Most Python programs run without modification on nearly every computer system in use today—on Windows, Linux, Macintosh, and everything from IBM mainframes and Cray supercomputers to real-time systems and handheld PDAs. Python programs even run on more exotic devices such as game consoles, cell phones, and the Apple iPod. Although some platforms offer nonportable extensions, the core Python language and libraries are largely platform neutral and provide tools for dealing with platform differences when they arise.

For example, most Python scripts developed on Windows, Linux, or Macintosh will generally run on the other two platforms immediately—simply copy the script’s source code over to the other platforms. Moreover, a GUI program written with Python’s standard Tkinter library will run on the X Windows system, Microsoft Windows, and the Macintosh, with native look-and-feel on each and without modifying the program’s source code. Alternative toolkits such as wxPython and PyQt offer similar GUI portability.

Component integration

Python is not a closed box: it is also designed to be integrated with other tools. Programs written in Python can be easily mixed with and can script (i.e., direct) other components of a system. This makes Python ideal as a control language and as a customization tool. When programs are augmented with a Python layer, their end users can configure and tailor them, without shipping the system’s entire source code.
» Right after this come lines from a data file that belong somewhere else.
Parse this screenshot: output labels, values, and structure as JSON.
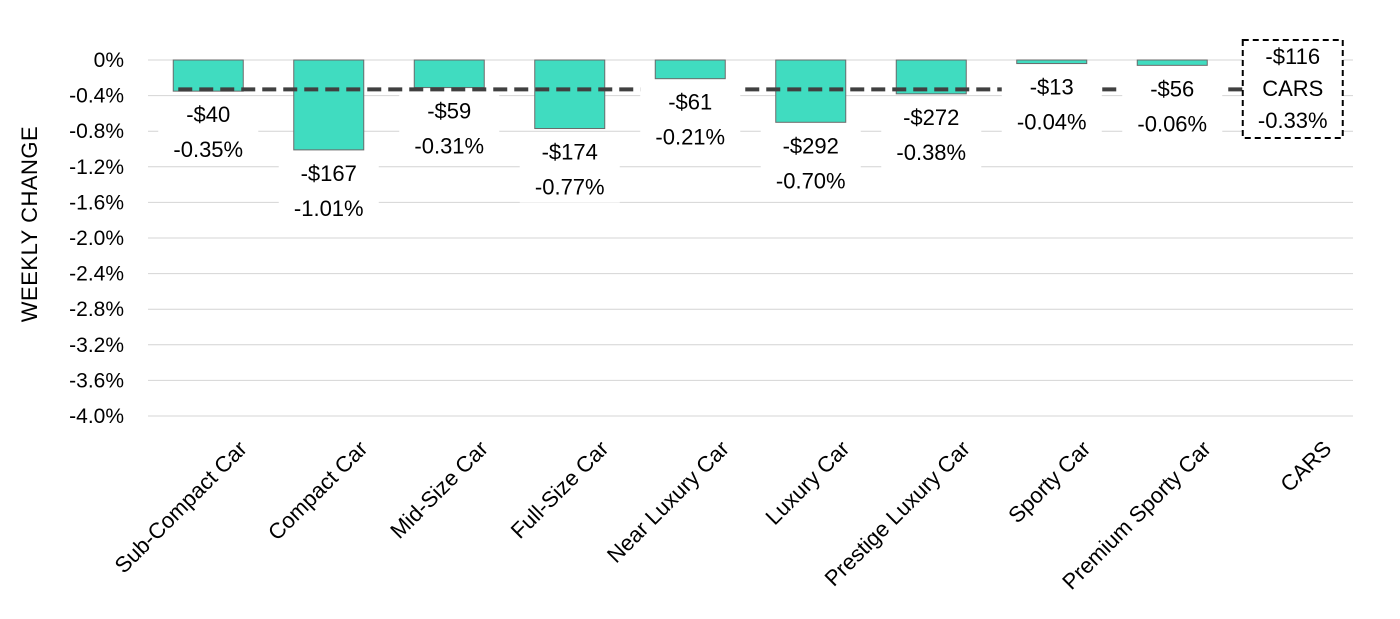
{
  "chart_data": {
    "type": "bar",
    "title": "",
    "xlabel": "",
    "ylabel": "WEEKLY CHANGE",
    "ylim": [
      -4.0,
      0
    ],
    "yticks": [
      "0%",
      "-0.4%",
      "-0.8%",
      "-1.2%",
      "-1.6%",
      "-2.0%",
      "-2.4%",
      "-2.8%",
      "-3.2%",
      "-3.6%",
      "-4.0%"
    ],
    "grid": true,
    "bar_color": "#40dcc0",
    "categories": [
      "Sub-Compact Car",
      "Compact Car",
      "Mid-Size Car",
      "Full-Size Car",
      "Near Luxury Car",
      "Luxury Car",
      "Prestige Luxury Car",
      "Sporty Car",
      "Premium Sporty Car",
      "CARS"
    ],
    "values": [
      -0.35,
      -1.01,
      -0.31,
      -0.77,
      -0.21,
      -0.7,
      -0.38,
      -0.04,
      -0.06,
      null
    ],
    "dollar_labels": [
      "-$40",
      "-$167",
      "-$59",
      "-$174",
      "-$61",
      "-$292",
      "-$272",
      "-$13",
      "-$56"
    ],
    "pct_labels": [
      "-0.35%",
      "-1.01%",
      "-0.31%",
      "-0.77%",
      "-0.21%",
      "-0.70%",
      "-0.38%",
      "-0.04%",
      "-0.06%"
    ],
    "average_line": {
      "value": -0.33,
      "style": "dashed",
      "box_labels": [
        "-$116",
        "CARS",
        "-0.33%"
      ]
    }
  }
}
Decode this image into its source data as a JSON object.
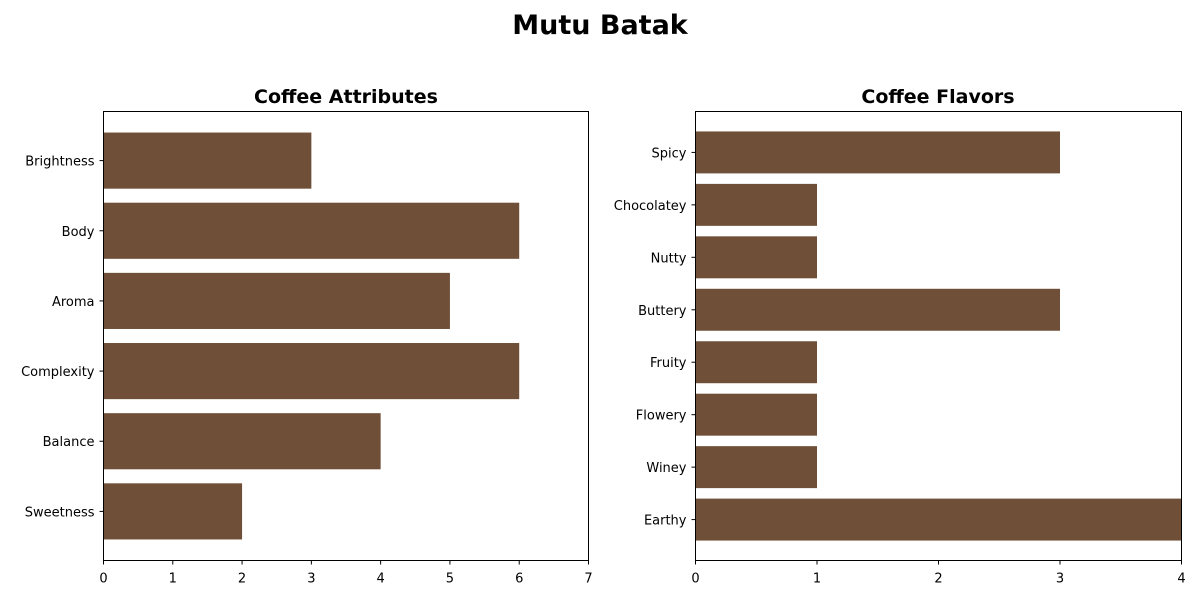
{
  "figure": {
    "title": "Mutu Batak",
    "bar_color": "#6f4f37"
  },
  "chart_data": [
    {
      "type": "bar",
      "orientation": "horizontal",
      "title": "Coffee Attributes",
      "xlabel": "",
      "ylabel": "",
      "categories": [
        "Brightness",
        "Body",
        "Aroma",
        "Complexity",
        "Balance",
        "Sweetness"
      ],
      "values": [
        3,
        6,
        5,
        6,
        4,
        2
      ],
      "xlim": [
        0,
        7
      ],
      "xticks": [
        0,
        1,
        2,
        3,
        4,
        5,
        6,
        7
      ],
      "grid": false
    },
    {
      "type": "bar",
      "orientation": "horizontal",
      "title": "Coffee Flavors",
      "xlabel": "",
      "ylabel": "",
      "categories": [
        "Spicy",
        "Chocolatey",
        "Nutty",
        "Buttery",
        "Fruity",
        "Flowery",
        "Winey",
        "Earthy"
      ],
      "values": [
        3,
        1,
        1,
        3,
        1,
        1,
        1,
        4
      ],
      "xlim": [
        0,
        4
      ],
      "xticks": [
        0,
        1,
        2,
        3,
        4
      ],
      "grid": false
    }
  ]
}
More specifically, today Python scripts can call out to existing C and C++ libraries; use Java classes; integrate with COM, .NET, and CORBA components; communicate with other components over network protocols such as sockets, HTTP, XML-RPC, and SOAP; and more. In addition, programs written in other languages can just as easily run Python scripts by calling C and Java API functions, accessing Python-coded COM and network servers, and so on. Python allows developers to open up their products to customization in a variety of ways.
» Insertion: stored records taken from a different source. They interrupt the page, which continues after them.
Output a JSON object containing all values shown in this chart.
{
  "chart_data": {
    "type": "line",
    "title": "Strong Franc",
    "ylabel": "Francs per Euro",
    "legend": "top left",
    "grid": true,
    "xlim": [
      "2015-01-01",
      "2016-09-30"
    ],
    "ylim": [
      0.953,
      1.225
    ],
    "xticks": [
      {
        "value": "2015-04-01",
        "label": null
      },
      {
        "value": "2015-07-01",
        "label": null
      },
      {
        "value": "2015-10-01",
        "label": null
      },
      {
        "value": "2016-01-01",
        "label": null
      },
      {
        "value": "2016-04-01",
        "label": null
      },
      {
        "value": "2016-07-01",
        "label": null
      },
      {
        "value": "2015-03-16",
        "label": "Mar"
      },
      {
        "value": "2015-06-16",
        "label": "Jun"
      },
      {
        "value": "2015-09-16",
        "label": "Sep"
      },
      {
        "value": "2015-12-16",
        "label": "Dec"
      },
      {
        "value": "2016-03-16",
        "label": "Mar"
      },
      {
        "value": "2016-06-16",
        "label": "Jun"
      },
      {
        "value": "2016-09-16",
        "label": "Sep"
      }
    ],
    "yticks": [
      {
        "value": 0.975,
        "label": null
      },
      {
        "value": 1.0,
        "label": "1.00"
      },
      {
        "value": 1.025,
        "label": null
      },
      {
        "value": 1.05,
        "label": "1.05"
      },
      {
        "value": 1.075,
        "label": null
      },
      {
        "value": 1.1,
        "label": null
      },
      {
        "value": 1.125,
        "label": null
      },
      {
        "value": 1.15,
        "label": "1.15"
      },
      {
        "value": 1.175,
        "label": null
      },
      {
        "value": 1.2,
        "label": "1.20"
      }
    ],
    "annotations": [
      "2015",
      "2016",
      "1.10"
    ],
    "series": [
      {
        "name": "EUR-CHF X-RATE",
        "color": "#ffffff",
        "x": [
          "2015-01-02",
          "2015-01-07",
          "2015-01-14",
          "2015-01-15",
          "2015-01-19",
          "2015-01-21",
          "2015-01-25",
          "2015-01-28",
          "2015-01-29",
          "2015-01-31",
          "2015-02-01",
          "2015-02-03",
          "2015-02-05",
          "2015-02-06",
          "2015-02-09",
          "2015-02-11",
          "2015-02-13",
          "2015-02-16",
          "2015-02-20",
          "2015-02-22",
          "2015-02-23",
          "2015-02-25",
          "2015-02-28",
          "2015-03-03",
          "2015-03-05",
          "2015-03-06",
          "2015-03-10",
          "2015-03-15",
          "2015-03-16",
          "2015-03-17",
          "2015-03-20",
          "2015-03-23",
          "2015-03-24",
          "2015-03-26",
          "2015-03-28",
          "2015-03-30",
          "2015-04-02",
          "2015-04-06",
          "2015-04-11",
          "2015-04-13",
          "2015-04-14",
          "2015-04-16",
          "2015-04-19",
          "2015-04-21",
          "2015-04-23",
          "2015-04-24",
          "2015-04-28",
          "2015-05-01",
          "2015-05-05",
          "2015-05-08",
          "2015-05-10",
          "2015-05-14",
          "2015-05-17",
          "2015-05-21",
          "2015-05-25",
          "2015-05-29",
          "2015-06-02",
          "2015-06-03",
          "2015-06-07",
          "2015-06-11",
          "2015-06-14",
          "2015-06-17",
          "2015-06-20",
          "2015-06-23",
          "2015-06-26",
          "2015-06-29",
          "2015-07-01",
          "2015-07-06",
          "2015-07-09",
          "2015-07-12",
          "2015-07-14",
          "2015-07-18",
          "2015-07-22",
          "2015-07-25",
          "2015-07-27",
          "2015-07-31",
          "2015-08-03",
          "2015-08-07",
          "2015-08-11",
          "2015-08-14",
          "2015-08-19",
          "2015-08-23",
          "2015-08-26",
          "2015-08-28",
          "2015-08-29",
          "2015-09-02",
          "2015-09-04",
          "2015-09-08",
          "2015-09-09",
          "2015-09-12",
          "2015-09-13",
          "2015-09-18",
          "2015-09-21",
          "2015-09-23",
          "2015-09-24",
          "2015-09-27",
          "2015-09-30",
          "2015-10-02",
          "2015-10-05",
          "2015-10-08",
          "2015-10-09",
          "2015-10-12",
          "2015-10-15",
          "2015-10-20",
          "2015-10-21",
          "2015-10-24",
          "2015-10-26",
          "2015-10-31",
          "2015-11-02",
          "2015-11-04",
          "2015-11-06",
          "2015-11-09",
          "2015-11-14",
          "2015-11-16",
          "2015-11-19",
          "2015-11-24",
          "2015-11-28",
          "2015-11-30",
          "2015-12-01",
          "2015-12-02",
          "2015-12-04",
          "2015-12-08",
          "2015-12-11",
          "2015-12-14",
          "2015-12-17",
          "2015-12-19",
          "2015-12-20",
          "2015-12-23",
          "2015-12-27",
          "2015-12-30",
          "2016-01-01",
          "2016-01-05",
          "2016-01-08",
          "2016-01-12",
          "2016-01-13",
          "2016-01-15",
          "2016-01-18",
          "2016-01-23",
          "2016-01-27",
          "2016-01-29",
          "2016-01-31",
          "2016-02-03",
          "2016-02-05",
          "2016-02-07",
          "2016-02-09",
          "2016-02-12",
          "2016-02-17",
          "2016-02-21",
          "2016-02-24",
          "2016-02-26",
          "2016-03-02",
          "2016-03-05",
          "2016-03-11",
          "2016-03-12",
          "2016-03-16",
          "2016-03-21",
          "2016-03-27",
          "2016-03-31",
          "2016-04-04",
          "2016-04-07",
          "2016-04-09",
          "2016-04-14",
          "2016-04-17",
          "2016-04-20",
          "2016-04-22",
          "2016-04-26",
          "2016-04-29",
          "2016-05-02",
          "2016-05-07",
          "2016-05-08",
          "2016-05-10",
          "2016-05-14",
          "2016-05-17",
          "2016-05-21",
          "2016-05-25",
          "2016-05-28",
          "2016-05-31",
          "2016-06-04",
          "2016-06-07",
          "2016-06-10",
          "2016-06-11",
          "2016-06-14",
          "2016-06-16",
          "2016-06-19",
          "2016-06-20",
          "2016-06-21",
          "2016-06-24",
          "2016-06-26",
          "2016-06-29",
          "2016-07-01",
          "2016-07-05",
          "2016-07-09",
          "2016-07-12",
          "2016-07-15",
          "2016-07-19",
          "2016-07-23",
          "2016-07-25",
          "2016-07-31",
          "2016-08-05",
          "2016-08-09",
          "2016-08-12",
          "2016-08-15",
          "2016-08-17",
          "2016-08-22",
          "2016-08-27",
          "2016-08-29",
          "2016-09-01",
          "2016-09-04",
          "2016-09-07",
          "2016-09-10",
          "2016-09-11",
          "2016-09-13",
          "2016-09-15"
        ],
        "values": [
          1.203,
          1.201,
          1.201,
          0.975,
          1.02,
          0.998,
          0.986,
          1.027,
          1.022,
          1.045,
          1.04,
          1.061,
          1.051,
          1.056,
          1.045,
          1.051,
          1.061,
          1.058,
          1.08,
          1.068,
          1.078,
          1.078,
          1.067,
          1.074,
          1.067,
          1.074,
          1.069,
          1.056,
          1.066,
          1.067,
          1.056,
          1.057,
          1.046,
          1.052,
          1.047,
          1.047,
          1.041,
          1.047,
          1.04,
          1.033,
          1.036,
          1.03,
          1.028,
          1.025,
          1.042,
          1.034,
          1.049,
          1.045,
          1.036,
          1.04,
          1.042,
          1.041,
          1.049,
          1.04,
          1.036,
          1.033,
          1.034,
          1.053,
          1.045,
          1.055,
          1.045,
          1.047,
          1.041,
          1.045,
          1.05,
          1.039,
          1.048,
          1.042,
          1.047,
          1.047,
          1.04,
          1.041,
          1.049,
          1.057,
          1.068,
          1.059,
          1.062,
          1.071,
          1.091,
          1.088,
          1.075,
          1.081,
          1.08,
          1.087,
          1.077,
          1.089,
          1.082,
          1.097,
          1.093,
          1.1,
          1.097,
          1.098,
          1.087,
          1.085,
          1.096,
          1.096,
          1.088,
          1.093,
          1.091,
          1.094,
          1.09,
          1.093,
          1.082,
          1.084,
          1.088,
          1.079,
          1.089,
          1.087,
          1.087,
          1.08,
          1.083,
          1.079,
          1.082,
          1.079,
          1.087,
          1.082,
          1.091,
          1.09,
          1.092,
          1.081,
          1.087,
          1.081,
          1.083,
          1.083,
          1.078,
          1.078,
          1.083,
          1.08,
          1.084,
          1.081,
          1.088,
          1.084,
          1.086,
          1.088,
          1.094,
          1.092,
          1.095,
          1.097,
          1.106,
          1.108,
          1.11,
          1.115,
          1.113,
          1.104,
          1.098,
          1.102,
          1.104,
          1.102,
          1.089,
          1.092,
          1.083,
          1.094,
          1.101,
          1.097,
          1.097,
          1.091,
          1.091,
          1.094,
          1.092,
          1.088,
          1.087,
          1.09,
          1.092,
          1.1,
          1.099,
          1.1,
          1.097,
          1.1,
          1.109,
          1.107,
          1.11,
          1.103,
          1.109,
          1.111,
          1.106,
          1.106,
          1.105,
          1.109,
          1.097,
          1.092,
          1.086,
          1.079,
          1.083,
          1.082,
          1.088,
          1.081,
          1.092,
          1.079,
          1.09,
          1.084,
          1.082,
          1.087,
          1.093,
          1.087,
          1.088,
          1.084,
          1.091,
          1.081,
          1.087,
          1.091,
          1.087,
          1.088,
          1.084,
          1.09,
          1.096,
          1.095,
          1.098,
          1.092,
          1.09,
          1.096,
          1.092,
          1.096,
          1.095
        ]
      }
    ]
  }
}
In an era of increasingly short development schedules, faster machines, and heterogeneous applications, these strengths have proven to be powerful allies to hundreds of thousands of developers, in both small and large development projects.

Naturally, there are other aspects of Python that attract developers, such as its simple learning curve for developers and users alike, vast libraries of precoded tools to minimize upfront development, and a completely free nature that cuts product development and deployment costs.

Python’s open source nature, for instance, means that it is controlled by its users, not by a financially vested company. To put that more forcefully, because Python’s implementation is freely available, Python programmers can never be held hostage by a software vendor. Unlike commercial tools, Python can never be arbitrarily discontinued. Access to source code liberates programmers and provides a final form of documentation.

At the end of the day, though, Python’s productivity focus is perhaps its most attractive and defining quality. As I started writing the second edition of this book in the Internet bubble era of 1999, the main problem facing the software development world was not just writing programs quickly, but finding developers with the time to write programs at all. As I write this third edition in the post-boom era of 2005, it is perhaps more common for programmers to be called on to accomplish the same tasks as before, but with fewer resources. In both scenarios, developers’ time is paramount—in fact, it’s usually much more critical than raw execution speed, especially given the speed of today’s computers.

As a language optimized for developer productivity, Python seems to be the right answer to the questions asked by the development world. It allows programmers to accomplish more in less time. Not only can Python developers implement systems quickly, but the resulting systems will be reusable, maintainable by others, portable across platforms, and easily integrated with other application components.